Cait set her back to the door, digging in her heels. The door shuddered against her.
     “What’s goin’ on, Cait?” Jason asked, his voice tightening, his gaze jumping from her to the worker.
     The caretaker’s dark face was ashen. “Some bad mojo goin’ on here.”
     “Did I mention that Henry’s killer isn’t human?” she said, her breaths ragged.
     “No, you didn’t,” Jason replied with a nasty snarl. “What is it with you? Can’t you trust anyone?”
     “I’m sorry, Jason.
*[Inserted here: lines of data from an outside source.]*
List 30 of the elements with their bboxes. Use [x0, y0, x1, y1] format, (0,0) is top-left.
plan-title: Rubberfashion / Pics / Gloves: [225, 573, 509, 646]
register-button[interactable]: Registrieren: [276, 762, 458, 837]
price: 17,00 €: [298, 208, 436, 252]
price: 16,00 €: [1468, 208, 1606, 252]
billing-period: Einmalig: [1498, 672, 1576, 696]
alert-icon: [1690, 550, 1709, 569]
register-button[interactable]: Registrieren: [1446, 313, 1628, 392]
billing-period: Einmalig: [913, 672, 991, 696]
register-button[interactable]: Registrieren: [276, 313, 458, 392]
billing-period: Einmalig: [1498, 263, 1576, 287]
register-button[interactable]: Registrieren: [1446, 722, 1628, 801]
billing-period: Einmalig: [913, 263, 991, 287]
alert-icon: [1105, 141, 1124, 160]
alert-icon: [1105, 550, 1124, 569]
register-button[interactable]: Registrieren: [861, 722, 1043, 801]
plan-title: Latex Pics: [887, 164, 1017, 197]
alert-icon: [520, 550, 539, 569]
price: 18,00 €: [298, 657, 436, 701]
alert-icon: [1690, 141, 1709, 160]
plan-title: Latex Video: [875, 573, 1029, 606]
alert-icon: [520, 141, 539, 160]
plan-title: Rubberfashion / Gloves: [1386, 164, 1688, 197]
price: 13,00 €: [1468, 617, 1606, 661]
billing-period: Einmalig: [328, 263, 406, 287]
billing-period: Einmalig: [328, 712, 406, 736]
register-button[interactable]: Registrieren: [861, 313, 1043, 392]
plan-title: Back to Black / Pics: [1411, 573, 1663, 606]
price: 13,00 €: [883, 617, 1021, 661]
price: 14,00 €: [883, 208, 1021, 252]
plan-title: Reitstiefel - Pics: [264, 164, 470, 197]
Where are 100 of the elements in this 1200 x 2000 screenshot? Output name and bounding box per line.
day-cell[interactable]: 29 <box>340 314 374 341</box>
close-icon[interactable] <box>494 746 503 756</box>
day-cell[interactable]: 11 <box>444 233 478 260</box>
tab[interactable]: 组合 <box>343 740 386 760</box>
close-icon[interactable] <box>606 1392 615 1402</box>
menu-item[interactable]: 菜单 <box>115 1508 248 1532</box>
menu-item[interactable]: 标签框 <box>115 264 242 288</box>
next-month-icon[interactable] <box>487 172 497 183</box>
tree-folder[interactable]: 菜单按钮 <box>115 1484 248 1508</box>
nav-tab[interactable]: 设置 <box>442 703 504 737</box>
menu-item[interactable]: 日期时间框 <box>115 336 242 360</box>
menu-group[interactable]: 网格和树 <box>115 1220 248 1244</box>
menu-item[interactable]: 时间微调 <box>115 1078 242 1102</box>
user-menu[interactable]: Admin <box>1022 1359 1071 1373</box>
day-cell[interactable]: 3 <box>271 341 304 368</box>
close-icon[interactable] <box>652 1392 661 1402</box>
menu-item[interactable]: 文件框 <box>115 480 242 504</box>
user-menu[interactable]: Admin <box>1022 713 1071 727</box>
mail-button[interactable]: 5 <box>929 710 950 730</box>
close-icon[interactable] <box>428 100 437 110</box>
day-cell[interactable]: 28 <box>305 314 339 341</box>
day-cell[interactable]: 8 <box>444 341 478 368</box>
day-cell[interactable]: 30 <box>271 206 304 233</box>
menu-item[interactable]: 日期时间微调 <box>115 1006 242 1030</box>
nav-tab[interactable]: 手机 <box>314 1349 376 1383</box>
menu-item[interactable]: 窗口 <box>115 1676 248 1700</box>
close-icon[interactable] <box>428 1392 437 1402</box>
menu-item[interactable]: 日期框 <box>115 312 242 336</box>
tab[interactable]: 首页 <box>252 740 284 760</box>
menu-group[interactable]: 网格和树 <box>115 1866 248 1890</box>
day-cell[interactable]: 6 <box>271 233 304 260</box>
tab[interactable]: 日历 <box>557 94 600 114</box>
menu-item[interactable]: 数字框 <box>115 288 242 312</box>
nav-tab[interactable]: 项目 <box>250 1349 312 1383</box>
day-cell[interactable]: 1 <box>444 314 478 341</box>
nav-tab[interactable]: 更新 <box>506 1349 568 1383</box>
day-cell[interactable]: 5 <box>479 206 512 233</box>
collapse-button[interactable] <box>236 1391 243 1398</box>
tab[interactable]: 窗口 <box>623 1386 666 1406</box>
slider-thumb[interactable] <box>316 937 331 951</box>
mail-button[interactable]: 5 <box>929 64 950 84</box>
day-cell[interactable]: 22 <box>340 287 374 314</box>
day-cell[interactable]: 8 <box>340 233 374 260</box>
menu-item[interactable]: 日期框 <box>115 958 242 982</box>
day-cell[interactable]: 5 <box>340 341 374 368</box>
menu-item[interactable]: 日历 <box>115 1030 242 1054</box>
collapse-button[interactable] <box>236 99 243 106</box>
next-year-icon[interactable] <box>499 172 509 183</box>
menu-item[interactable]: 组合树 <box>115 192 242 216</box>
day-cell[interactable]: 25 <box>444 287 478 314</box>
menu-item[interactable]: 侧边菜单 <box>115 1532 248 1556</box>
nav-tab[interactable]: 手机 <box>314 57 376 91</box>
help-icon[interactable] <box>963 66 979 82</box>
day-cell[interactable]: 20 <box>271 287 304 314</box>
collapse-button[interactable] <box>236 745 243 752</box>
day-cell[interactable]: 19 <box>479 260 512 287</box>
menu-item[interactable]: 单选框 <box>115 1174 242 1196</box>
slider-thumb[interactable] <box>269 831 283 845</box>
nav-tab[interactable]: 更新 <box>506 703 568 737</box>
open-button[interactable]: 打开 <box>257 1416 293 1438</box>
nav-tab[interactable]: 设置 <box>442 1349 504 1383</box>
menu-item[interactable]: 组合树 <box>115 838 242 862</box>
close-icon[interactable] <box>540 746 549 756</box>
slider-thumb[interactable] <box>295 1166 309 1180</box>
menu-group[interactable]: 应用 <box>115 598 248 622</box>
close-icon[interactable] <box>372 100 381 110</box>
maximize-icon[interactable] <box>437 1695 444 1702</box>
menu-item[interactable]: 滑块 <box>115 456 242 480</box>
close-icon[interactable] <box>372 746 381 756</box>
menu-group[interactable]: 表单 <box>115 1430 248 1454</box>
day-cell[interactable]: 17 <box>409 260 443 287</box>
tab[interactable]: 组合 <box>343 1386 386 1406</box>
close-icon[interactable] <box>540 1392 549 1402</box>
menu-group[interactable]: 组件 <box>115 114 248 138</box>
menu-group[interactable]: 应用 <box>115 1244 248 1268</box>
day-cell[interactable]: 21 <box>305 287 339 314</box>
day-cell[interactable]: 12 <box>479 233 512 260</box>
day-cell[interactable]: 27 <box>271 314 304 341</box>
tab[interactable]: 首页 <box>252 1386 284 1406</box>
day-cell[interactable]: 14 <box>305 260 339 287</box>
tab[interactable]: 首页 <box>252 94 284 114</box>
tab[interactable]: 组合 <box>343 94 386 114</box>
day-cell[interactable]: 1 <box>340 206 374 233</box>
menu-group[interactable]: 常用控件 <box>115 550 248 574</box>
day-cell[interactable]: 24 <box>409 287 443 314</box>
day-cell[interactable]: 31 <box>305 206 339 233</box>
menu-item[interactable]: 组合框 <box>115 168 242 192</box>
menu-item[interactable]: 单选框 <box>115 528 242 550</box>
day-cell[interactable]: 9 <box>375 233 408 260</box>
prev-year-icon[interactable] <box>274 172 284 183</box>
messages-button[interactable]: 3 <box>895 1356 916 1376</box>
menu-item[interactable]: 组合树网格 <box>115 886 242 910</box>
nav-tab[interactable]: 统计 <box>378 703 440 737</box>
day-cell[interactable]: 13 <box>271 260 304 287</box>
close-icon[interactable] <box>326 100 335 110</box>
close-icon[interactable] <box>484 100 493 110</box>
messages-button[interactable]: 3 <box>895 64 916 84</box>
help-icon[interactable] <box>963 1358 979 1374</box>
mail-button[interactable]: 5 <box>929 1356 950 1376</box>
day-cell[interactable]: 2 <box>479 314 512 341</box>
I never expected a freaking wraith to follow us here.”  The door continued to rattle, and Cait began to worry about the stained glass panels at the far side of the crypt. Although she’d given up on God a long time ago, she made the sign of the cross over her chest.
      “Why are you doing that?” Jason said, his expression growing pinched.  “This is hallowed ground, right? Aren’t we’re safe?”
     Cait grimaced while saying a silent prayer that was true. “Reflex. The bastards scare the bejesus out of me.”
     Jason gave her a grim smile. “Paddy O’Connell’s daughter to the end.”
     The caretaker lifted a shaky hand like a child requesting permission to speak.
     “What?” Cait bit out as the door rattled harder.
     “’Pears we’re safe in here, but how the heck to do we git out? We gonna die here?”
     She wouldn’t admit to the two men who were looking to her for all the answers that she hadn’t strategized beyond finding shelter.
      Cait slid down the door, letting the wind ravage outside unchecked. She reached into her pocket and pulled out the ratty, red flannel bag. For a long moment, she stared. Then, drawing her courage around her like a cloak, she crushed it in her fist.
     It was just fabric, filled with desiccated flowers soaked in dragon tree oil. Not a precious gift her mother had given her. She had to try something.
      Setting her face in harsh lines, she aimed a glare their way. “Either one of you have a lighter?”